The biggest danger in this explosion of natural foods is
from the ignorant manufacturers, who are often small
businesses starting up and jumping on the
bandwagon—or as I just mistyped, the BADwagon! At
least two apparently really good foods—one a lovely
little tin with irresistible shredded cooked chicken in it,
the other a sachet that I have mentioned above, do not
replace the vitamins etc that are destroyed by heat. I have
spoken to both, and both responded that they had had the
food tested and there was nothing bad in it. They
didn’t want to know when I pointed out that actually
there wasn’t very much good either!
Both Hi-Life and Tesco now produce their own version of the
shredded chicken-breast food, and both clearly label their
tins that these are 'complementary' foods - in other words,
they are not sufficient to keep a cat alive, they are extra
or 'treat' foods. The originators of the shredded chicken
died, Almo, also are careful to describe the food as
complementary. The ignorance of those who have jumped on
the 'natural' bandwagon without appropriate qualifications
are going to harm your cats. They are not interested in the
lack of Taurine or other vitamins in the food, only in
their sales figures.
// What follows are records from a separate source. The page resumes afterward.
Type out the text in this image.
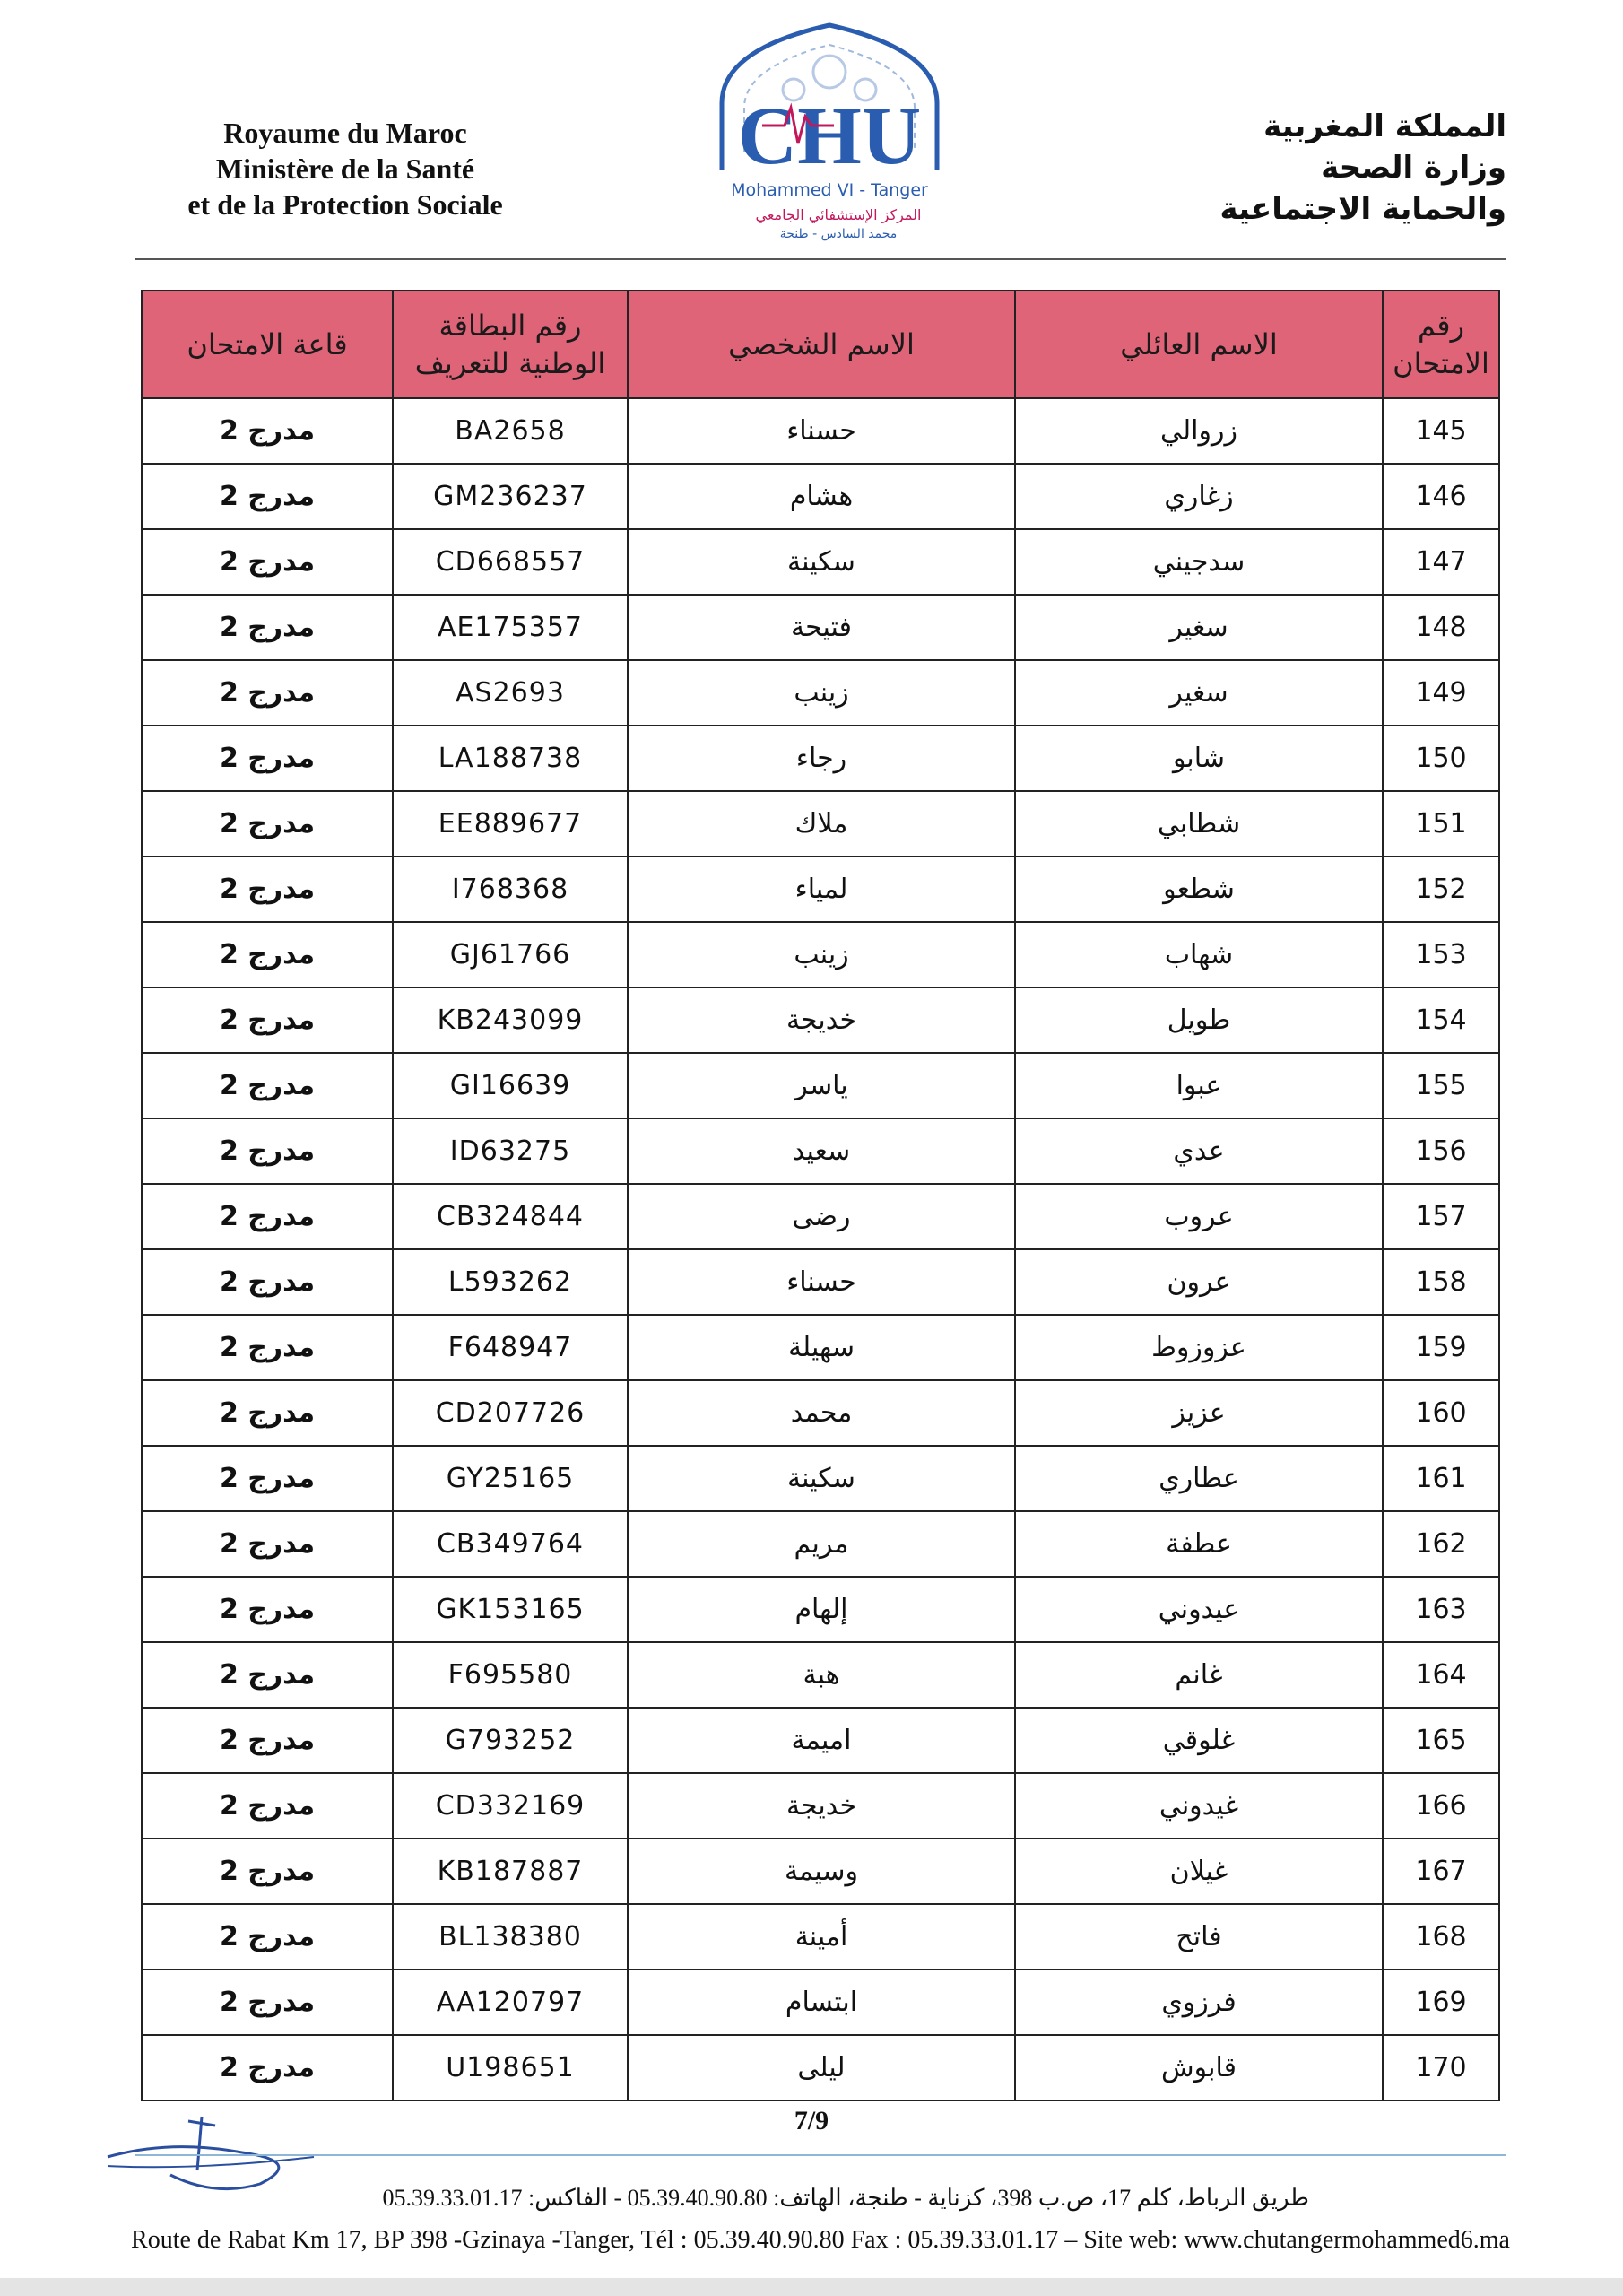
Royaume du Maroc
Ministère de la Santé
et de la Protection Sociale
المملكة المغربية
وزارة الصحة
والحماية الاجتماعية
CHU
Mohammed VI - Tanger
المركز الإستشفائي الجامعي
محمد السادس - طنجة
رقم الامتحان	الاسم العائلي	الاسم الشخصي	رقم البطاقة الوطنية للتعريف	قاعة الامتحان
145	زروالي	حسناء	BA2658	مدرج 2
146	زغاري	هشام	GM236237	مدرج 2
147	سدجيني	سكينة	CD668557	مدرج 2
148	سغير	فتيحة	AE175357	مدرج 2
149	سغير	زينب	AS2693	مدرج 2
150	شابو	رجاء	LA188738	مدرج 2
151	شطابي	ملاك	EE889677	مدرج 2
152	شطعو	لمياء	I768368	مدرج 2
153	شهاب	زينب	GJ61766	مدرج 2
154	طويل	خديجة	KB243099	مدرج 2
155	عبوا	ياسر	GI16639	مدرج 2
156	عدي	سعيد	ID63275	مدرج 2
157	عروب	رضى	CB324844	مدرج 2
158	عرون	حسناء	L593262	مدرج 2
159	عزوزوط	سهيلة	F648947	مدرج 2
160	عزيز	محمد	CD207726	مدرج 2
161	عطاري	سكينة	GY25165	مدرج 2
162	عطفة	مريم	CB349764	مدرج 2
163	عيدوني	إلهام	GK153165	مدرج 2
164	غانم	هبة	F695580	مدرج 2
165	غلوقي	اميمة	G793252	مدرج 2
166	غيدوني	خديجة	CD332169	مدرج 2
167	غيلان	وسيمة	KB187887	مدرج 2
168	فاتح	أمينة	BL138380	مدرج 2
169	فرزوي	ابتسام	AA120797	مدرج 2
170	قابوش	ليلى	U198651	مدرج 2
7/9
طريق الرباط، كلم 17، ص.ب 398، كزناية - طنجة، الهاتف: 05.39.40.90.80 - الفاكس: 05.39.33.01.17
Route de Rabat Km 17, BP 398 -Gzinaya -Tanger, Tél : 05.39.40.90.80 Fax : 05.39.33.01.17 – Site web: www.chutangermohammed6.ma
The cats like the food, of course, so
people think, 'this is great, this is natural' and buy it
by the case-load.
I dread the day, a few years down the line, when all those
cats whose owners tried to do the best for them, are faced
with a cat dying of congestive heart failure, or some
relatively minor illness made fatal by vitamin deficiency.
I hope when that time comes that the owners will get
together and sue the food manufacturers, because they HAVE
BEEN WARNED - I know, because I phoned them and warned them
myself.
So change to a natural diet—but don’t be
ignorant. You may think ‘it certainly can’t do
any harm’, but it could: not all natural foods have
the correct nutritional balance unless it is put back in
after cooking, and nobody is doing anything about it!